Numerical modelling of reinforced concrete walls with minimum vertical reinforcement

Abstract

Recent experimental results have shown that current minimum vertical reinforcement limits in many concrete design standards are insufficient to ensure that large ductility can be achieved during earthquakes. A detailed finite element model was developed in VecTor2 to provide a tool for further investigating the seismic behaviour of lightly reinforced concrete (RC) walls. The model was verified using experimental data from recent RC wall tests with minimum vertical reinforcement, and was shown to accurately capture both the overall response and local response parameters with good accuracy such as the cyclic hysteresis response, crack pattern, and vertical reinforcement strains.
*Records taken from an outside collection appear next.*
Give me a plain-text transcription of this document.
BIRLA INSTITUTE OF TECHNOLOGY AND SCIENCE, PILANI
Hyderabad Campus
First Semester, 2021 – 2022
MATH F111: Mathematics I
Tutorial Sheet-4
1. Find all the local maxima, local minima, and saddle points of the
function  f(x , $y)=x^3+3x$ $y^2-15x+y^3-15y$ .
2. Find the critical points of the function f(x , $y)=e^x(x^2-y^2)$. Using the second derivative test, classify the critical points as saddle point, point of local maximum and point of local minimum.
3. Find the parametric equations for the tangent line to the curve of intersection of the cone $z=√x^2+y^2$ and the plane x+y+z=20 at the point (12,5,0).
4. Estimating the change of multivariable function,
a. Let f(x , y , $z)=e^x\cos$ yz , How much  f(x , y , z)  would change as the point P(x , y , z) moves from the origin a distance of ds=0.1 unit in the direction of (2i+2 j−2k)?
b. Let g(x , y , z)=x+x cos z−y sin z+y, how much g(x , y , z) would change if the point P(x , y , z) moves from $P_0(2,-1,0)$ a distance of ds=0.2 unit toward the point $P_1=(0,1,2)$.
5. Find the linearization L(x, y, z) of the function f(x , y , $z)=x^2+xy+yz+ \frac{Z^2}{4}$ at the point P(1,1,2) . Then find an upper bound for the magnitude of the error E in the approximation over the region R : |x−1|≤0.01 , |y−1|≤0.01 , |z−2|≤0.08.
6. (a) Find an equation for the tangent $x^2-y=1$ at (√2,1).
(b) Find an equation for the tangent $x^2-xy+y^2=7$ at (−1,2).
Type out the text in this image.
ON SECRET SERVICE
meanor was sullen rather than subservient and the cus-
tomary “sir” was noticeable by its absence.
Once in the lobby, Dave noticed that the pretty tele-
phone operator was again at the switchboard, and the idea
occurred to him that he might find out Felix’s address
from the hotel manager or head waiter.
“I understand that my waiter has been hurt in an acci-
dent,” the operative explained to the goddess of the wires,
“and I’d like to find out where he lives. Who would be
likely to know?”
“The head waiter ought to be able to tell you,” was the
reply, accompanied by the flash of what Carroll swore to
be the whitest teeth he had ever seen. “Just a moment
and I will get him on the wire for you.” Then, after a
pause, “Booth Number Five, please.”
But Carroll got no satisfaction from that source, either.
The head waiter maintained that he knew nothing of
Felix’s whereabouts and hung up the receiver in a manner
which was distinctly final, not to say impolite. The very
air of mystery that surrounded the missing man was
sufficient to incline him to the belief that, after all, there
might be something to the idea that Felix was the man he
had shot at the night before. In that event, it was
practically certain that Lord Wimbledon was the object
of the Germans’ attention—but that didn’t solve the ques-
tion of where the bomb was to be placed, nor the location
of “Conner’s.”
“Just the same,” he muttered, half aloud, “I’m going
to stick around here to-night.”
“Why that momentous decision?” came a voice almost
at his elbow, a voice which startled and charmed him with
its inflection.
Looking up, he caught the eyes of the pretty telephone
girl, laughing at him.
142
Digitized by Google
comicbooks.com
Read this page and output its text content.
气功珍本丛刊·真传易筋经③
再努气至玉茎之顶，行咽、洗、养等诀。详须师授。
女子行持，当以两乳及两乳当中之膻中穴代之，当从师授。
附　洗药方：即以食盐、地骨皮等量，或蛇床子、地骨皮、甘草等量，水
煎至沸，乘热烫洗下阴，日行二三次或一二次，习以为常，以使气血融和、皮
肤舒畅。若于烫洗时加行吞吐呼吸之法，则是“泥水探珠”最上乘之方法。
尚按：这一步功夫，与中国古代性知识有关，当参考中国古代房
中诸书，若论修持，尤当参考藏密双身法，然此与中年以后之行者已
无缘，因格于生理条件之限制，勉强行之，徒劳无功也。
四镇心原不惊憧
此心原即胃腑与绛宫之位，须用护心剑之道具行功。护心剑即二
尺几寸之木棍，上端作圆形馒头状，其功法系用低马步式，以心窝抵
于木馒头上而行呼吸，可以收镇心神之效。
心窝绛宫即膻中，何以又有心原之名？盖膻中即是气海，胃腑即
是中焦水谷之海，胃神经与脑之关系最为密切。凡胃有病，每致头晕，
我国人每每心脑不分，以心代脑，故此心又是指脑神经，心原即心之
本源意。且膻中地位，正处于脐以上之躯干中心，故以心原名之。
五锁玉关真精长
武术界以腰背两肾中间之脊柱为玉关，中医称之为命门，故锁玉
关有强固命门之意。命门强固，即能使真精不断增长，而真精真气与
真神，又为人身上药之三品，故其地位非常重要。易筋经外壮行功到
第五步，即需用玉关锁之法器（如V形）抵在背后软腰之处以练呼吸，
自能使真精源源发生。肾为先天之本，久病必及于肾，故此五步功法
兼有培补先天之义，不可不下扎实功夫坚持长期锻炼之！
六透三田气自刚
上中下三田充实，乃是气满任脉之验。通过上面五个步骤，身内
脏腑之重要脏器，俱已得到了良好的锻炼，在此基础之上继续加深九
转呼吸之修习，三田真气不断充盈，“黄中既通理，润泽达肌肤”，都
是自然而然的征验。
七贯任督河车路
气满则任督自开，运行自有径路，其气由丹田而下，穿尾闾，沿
The model could also be used to estimate the drifts at which reinforcement buckling initiated and when reinforcement fractured occurred. The results from additional analyses showed that a potential size effect exists when considering the failure of lightly reinforced concrete walls. When keeping the reinforcement ratio and shear span ratio constant, the lateral drift capacity decreased significantly as the wall length increased. Using reinforcement with higher strength and lower ductility did not significantly impact the crack pattern, but did decrease the lateral drift capacity of the walls. Furthermore, reducing the strain hardening ratio of the reinforcement, or increasing the concrete strength, both resulted in a reduction in secondary cracking in the plastic hinge region and a reduced lateral drift capacity. It is recommended that wall length and average material properties should be accounted for when assessing the seismic behaviour of lightly reinforced concrete walls or when developing design standard requirements.